Addition of Test Articles
Test articles can be added directly to the culture medium (no carrier required). It is recommended a minimum of triplicates should be used for each condition. An example of the conditions assessed for three test agents would be as follows:
- Non-stimulated control
- Stimulated control
- Test agent 1
- Test agent 2
- Test agent 3
- Positive control
Endpoint AnalysisThere are a range of endpoints that can be used with this model including inflammation, fibrosis, and barrier disruption:
- Immune response: Quantification of NFkb activation, cytokine and chemokine production, inflammatory marker production, and pro-inflammatory status.
- Barrier integrity: Histological assessment, ICC/IHC staining, junction analysis, junction quantification by PCR and WB, and EM analysis
- Lamina-propria compartment: ECM quantification, ICC/IHC staining, MMP/TIMP production, cytokine/chemokine production, and marker quantification
We also offer transport studies using this model; if you are interested in measuring changes in permeability and transepithelial electrical resistance (TEER) You can find out more about these studies here.
Inflammation: 72h Birb796 10 µM treatment reduces cytokine production
72h Birb796 10 µM treatment using either (A) prophylactic or (B) therapeutic approaches, reduces the release of proinflammatory cytokines commonly upregulated in IBD. Values presented as mean±SEM. 1 technical replicate performed per sample, 1 sample for each condition analyzed per experiment. n=3-5 independent experiments (3 for 24 hours and 5 for 72 hours).
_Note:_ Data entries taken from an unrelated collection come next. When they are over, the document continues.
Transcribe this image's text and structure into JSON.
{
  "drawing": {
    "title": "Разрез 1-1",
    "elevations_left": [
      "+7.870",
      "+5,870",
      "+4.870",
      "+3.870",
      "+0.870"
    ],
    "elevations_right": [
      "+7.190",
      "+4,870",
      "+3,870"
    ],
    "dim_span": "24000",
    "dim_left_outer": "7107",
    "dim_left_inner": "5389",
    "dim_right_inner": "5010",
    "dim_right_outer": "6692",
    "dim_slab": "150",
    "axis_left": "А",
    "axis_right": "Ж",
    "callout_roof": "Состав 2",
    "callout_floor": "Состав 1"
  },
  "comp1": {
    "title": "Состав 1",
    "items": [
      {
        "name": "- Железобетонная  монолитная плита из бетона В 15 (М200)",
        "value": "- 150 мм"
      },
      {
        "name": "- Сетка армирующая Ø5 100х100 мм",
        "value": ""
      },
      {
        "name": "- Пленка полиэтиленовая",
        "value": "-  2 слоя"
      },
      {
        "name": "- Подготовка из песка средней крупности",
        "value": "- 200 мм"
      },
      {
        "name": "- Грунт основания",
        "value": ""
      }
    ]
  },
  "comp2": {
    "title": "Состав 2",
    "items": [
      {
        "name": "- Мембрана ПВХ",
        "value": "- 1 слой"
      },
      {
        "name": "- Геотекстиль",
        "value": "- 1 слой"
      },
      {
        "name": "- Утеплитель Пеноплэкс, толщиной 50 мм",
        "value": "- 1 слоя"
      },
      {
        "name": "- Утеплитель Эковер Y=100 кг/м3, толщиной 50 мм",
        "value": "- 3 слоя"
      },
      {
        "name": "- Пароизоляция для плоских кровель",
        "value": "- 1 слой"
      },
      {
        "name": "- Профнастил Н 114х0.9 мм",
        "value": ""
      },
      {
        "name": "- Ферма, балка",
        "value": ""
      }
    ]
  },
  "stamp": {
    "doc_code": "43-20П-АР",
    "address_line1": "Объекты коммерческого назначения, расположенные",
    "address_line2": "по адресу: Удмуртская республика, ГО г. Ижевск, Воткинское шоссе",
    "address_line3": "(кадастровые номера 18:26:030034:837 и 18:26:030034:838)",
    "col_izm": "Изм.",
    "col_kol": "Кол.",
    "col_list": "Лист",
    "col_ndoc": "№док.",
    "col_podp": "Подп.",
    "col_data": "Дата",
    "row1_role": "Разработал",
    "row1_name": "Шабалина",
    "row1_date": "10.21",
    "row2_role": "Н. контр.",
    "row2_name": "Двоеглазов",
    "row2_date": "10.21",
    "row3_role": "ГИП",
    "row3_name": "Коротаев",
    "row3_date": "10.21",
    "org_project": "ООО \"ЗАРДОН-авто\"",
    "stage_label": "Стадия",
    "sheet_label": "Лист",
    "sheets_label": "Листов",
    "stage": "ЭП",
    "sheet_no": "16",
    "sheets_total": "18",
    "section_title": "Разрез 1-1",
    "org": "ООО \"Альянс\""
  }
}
Inflammation: 72h Birb796 10 µM treatment reduces chemokine production
72h Birb796 10 µM treatment using either (A) prophylactic or (B) therapeutic approaches, reduces release of proinflammatory chemokines commonly upregulated in CD or UC. BIRB796 reduces IBD-related chemokine production using prophylactic and therapeutic approach. n=3-5 independent experiments (3 for 24 hours and 5 for 72 hours)
Inflammation: 72h BIRB 796 10 µM treatment reduces (A) CXCL8 and (B) IL6 gene expression.
72h BIRB 796 10 µM treatment reduces (A) CXCL8 and (B) IL6 gene expression. Following treatment with drug compounds, we have assessed inflammatory biomarkers associated with IBD through cytokine quantification as well as qPCR quantification. Two examples of qPCR data are shown here. CXCL8 and IL6 genes are significantly reduced by 10 µM BIRB796 treatment. PCR N=3-4 independent experiments. Dot represents each experimental repeat
Barrier Disruption: BIRB 796 protects against epithelial disruption
Histology suggests 72h BIRB 796 protects against epithelial disruption. Models treated with BIRB796 for 72 hours show fewer signs of inflammatory disruption: fewer epithelial breaks, more polarized epithelium. Immune cells appear more abundant in treated models, suggesting immune cell migration is reduced as a result of BIRB 796 treatment
Histological assessment performed after drug treatments.
Barrier disruption: BIRB 796 reduces phosphorylation of p38-MAPK
Western blot (WB) confirmation of histology that BIRB 796 reduces phosphorylation of p38-MAPK and is having the desired effect in models.
ECM Remodelling: 72h BIRB 796 10 µM treatment reduces MMP release within stimulated models
IBD models can be used to assess efficacy of drugs in reducing ECM-remodelling enzymes involved in IBD pathophysiology (n=3-5). MMP-2, 3, 7, and 9 are upregulated in IBD patients, with MMP-9 being the most abundant MMP in IBD tissue and serum.